Between Two Giants: Sri Lanka in the Asian Century

EVENT: 6pm Thurs 20 June – More often than not the perception of Sri Lanka in Australia is of a country that plays one of our great games, cricket, and is the source of a large number of seafaring asylum seekers – some of them claiming to be fleeing persecution, others clearly economic migrants.

But Sri Lanka occupies a key strategic position in what is fast being acknowledged as the world’s most important seaway – the Indian Ocean. In Sri Lanka, the Chinese have funded, built and established a vast new deep-water port on the south of the island state that has fuelled concerns in Delhi and Washington.

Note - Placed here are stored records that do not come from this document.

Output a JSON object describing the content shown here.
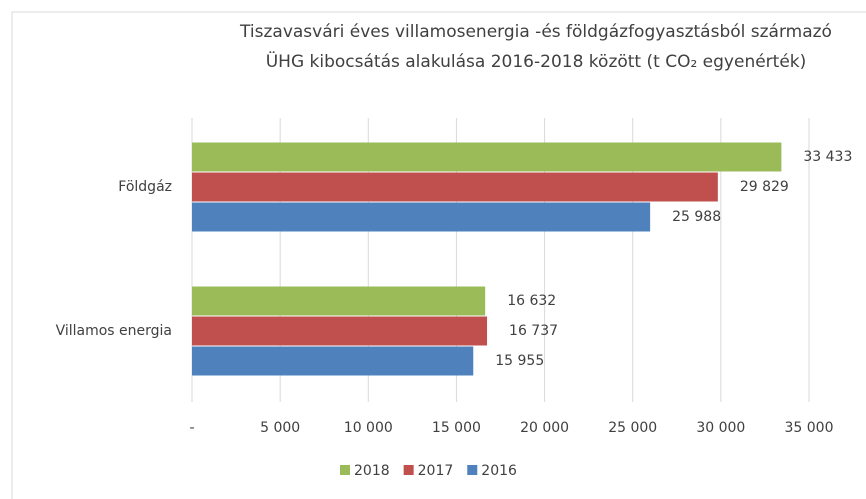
{
  "chart_data": {
    "type": "barh",
    "title": [
      "Tiszavasvári éves villamosenergia -és földgázfogyasztásból származó",
      "ÜHG kibocsátás alakulása 2016-2018 között (t CO₂ egyenérték)"
    ],
    "categories": [
      "Földgáz",
      "Villamos energia"
    ],
    "series": [
      {
        "name": "2018",
        "color": "#9bbb59",
        "values": [
          33433,
          16632
        ],
        "value_labels": [
          "33 433",
          "16 632"
        ]
      },
      {
        "name": "2017",
        "color": "#c0504d",
        "values": [
          29829,
          16737
        ],
        "value_labels": [
          "29 829",
          "16 737"
        ]
      },
      {
        "name": "2016",
        "color": "#4f81bd",
        "values": [
          25988,
          15955
        ],
        "value_labels": [
          "25 988",
          "15 955"
        ]
      }
    ],
    "xlim": [
      0,
      35000
    ],
    "xticks": [
      {
        "value": 0,
        "label": "-"
      },
      {
        "value": 5000,
        "label": "5 000"
      },
      {
        "value": 10000,
        "label": "10 000"
      },
      {
        "value": 15000,
        "label": "15 000"
      },
      {
        "value": 20000,
        "label": "20 000"
      },
      {
        "value": 25000,
        "label": "25 000"
      },
      {
        "value": 30000,
        "label": "30 000"
      },
      {
        "value": 35000,
        "label": "35 000"
      }
    ],
    "grid": true,
    "legend": "bottom"
  }
}
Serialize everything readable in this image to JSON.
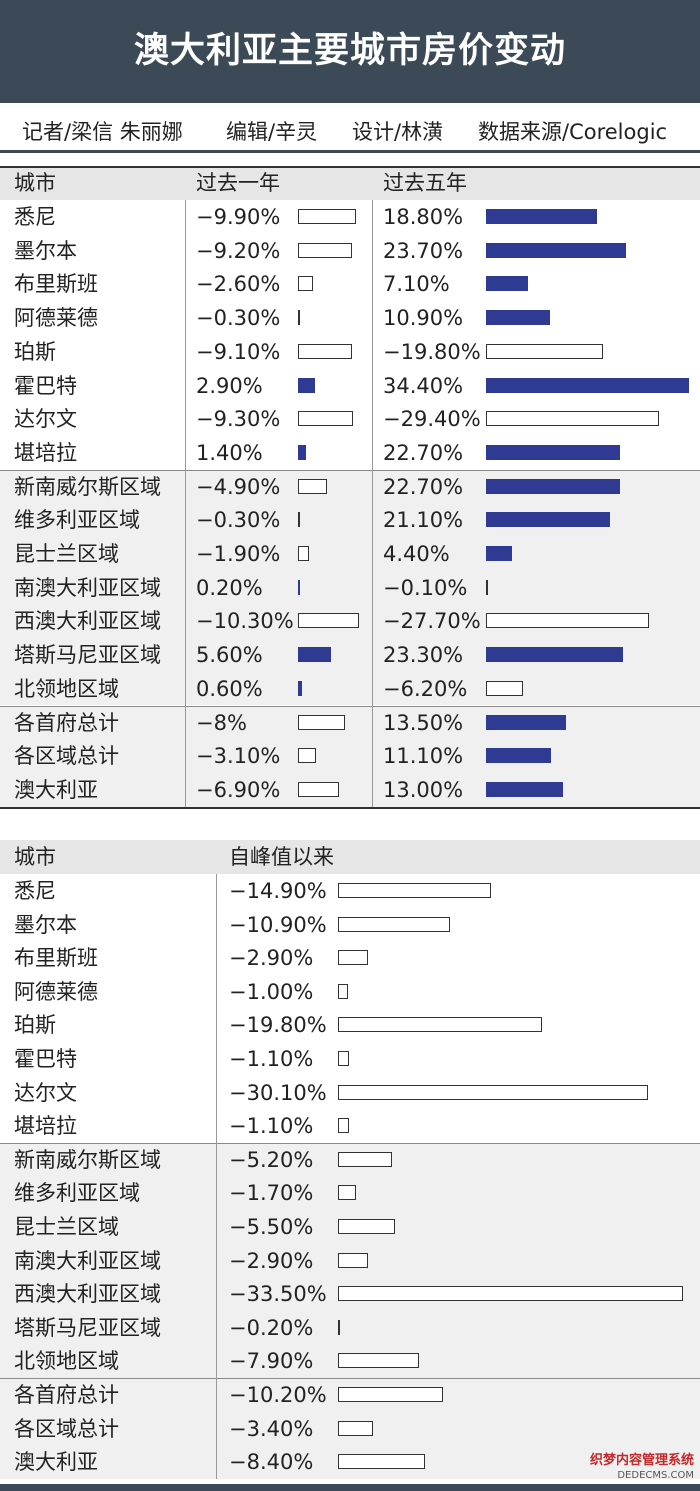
{
  "header": {
    "title": "澳大利亚主要城市房价变动"
  },
  "credits": [
    "记者/梁信 朱丽娜",
    "编辑/辛灵",
    "设计/林潢",
    "数据来源/Corelogic"
  ],
  "logo": {
    "name": "织梦内容管理系统",
    "url": "DEDECMS.COM"
  },
  "colors": {
    "header_bg": "#3b4a56",
    "positive_bar": "#2f3a92",
    "negative_bar": "#ffffff"
  },
  "chart_data": [
    {
      "type": "table",
      "columns": [
        "城市",
        "过去一年",
        "过去五年"
      ],
      "categories": [
        "悉尼",
        "墨尔本",
        "布里斯班",
        "阿德莱德",
        "珀斯",
        "霍巴特",
        "达尔文",
        "堪培拉",
        "新南威尔斯区域",
        "维多利亚区域",
        "昆士兰区域",
        "南澳大利亚区域",
        "西澳大利亚区域",
        "塔斯马尼亚区域",
        "北领地区域",
        "各首府总计",
        "各区域总计",
        "澳大利亚"
      ],
      "series": [
        {
          "values": [
            -9.9,
            -9.2,
            -2.6,
            -0.3,
            -9.1,
            2.9,
            -9.3,
            1.4,
            -4.9,
            -0.3,
            -1.9,
            0.2,
            -10.3,
            5.6,
            0.6,
            -8,
            -3.1,
            -6.9
          ],
          "labels": [
            "−9.90%",
            "−9.20%",
            "−2.60%",
            "−0.30%",
            "−9.10%",
            "2.90%",
            "−9.30%",
            "1.40%",
            "−4.90%",
            "−0.30%",
            "−1.90%",
            "0.20%",
            "−10.30%",
            "5.60%",
            "0.60%",
            "−8%",
            "−3.10%",
            "−6.90%"
          ]
        },
        {
          "values": [
            18.8,
            23.7,
            7.1,
            10.9,
            -19.8,
            34.4,
            -29.4,
            22.7,
            22.7,
            21.1,
            4.4,
            -0.1,
            -27.7,
            23.3,
            -6.2,
            13.5,
            11.1,
            13.0
          ],
          "labels": [
            "18.80%",
            "23.70%",
            "7.10%",
            "10.90%",
            "−19.80%",
            "34.40%",
            "−29.40%",
            "22.70%",
            "22.70%",
            "21.10%",
            "4.40%",
            "−0.10%",
            "−27.70%",
            "23.30%",
            "−6.20%",
            "13.50%",
            "11.10%",
            "13.00%"
          ]
        }
      ]
    },
    {
      "type": "table",
      "columns": [
        "城市",
        "自峰值以来"
      ],
      "categories": [
        "悉尼",
        "墨尔本",
        "布里斯班",
        "阿德莱德",
        "珀斯",
        "霍巴特",
        "达尔文",
        "堪培拉",
        "新南威尔斯区域",
        "维多利亚区域",
        "昆士兰区域",
        "南澳大利亚区域",
        "西澳大利亚区域",
        "塔斯马尼亚区域",
        "北领地区域",
        "各首府总计",
        "各区域总计",
        "澳大利亚"
      ],
      "series": [
        {
          "values": [
            -14.9,
            -10.9,
            -2.9,
            -1.0,
            -19.8,
            -1.1,
            -30.1,
            -1.1,
            -5.2,
            -1.7,
            -5.5,
            -2.9,
            -33.5,
            -0.2,
            -7.9,
            -10.2,
            -3.4,
            -8.4
          ],
          "labels": [
            "−14.90%",
            "−10.90%",
            "−2.90%",
            "−1.00%",
            "−19.80%",
            "−1.10%",
            "−30.10%",
            "−1.10%",
            "−5.20%",
            "−1.70%",
            "−5.50%",
            "−2.90%",
            "−33.50%",
            "−0.20%",
            "−7.90%",
            "−10.20%",
            "−3.40%",
            "−8.40%"
          ]
        }
      ]
    }
  ]
}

Sri Lanka is seen by many as the focus of a contest for influence between Delhi and Beijing. India is particularly concerned about the so-called “string of pearls” – a chain of deepwater ports built with Chinese aid along the Indian Ocean rim.

But the counterpoint is that Beijing needs to safeguard its access to oil: “China imports 200m tonnes of oil each year and 80% of that travels across the Indian Ocean. Last week Chinese-Sri Lankan cooperation continued, with China offering almost $2.2 billion in loans for infrastructure projects.

Sri Lanka’s foreign minister, Professor G.L. Peiris, who also announced a defence agreement with China and held out the prospect of a free trade agreement, has been at pains to point out that these deals will not be done at the expense of or risk to any other country.

So what is Sri Lanka’s long-term strategy? Who does it see as its friends in the Asian century? What importance does it attach to relations with Australia and with ASEAN?

AIIA NSW is delighted to welcome Professor Peiris to the Glover Cottages during his brief official visit to Australia. He is the second ranking foreign minister we have welcomed in just a few weeks, and his message will be an important one. Space will be limited so please reserve your seat for this premium event now.

Professor G.L. Peiris is a Sri Lankan politician with a strong academic background. After graduating in law and becoming a Rhodes scholar, he went on to become a Professor of Law and the Dean of the Faculty of Law before taking office as the second Vice-Chancellor of the University of Colombo following the assassination of Prof. Stanley Wijesundera during the height of the 1987–89 JVP Insurrection. He served as vice-chancellor from 1988 to 1994 until leaving to take up politics.

Professor Peiris became a close confidant of the former President Chandrika Bandaranaike Kumaratunga, who appointed him as a national list member of the parliament following the 1994 election. Thereafter, Mrs Kumaratunga, then Prime Minister, appointed him as Minister of Justice and Constitutional Affairs and Deputy Minister of Finance. He was also given the portfolio of External Trade. In a subsequent Cabinet reshuffle, he was given two additional portfolios—Ethnic Affairs and National Integration—which were hitherto held by the President.

However, in 2001, he had disagreements with President Kumaratunga and defected to the opposition, effectively bringing down the government. He joined the opposition United National Party led United National Front (UNF), which captured power in the subsequent general election. When the UNF government headed by the then Prime Minister Ranil Wickremesinghe engaged in peace talks with the Liberation Tigers of Tamil Eelam, Peiris was appointed as the chief negotiator. In 2007 the current President, Mahinda Rajapaksa, appointed him Minister of Export Development and International Trade and then in 2010 appointed him Minister of External Affairs of Sri Lanka.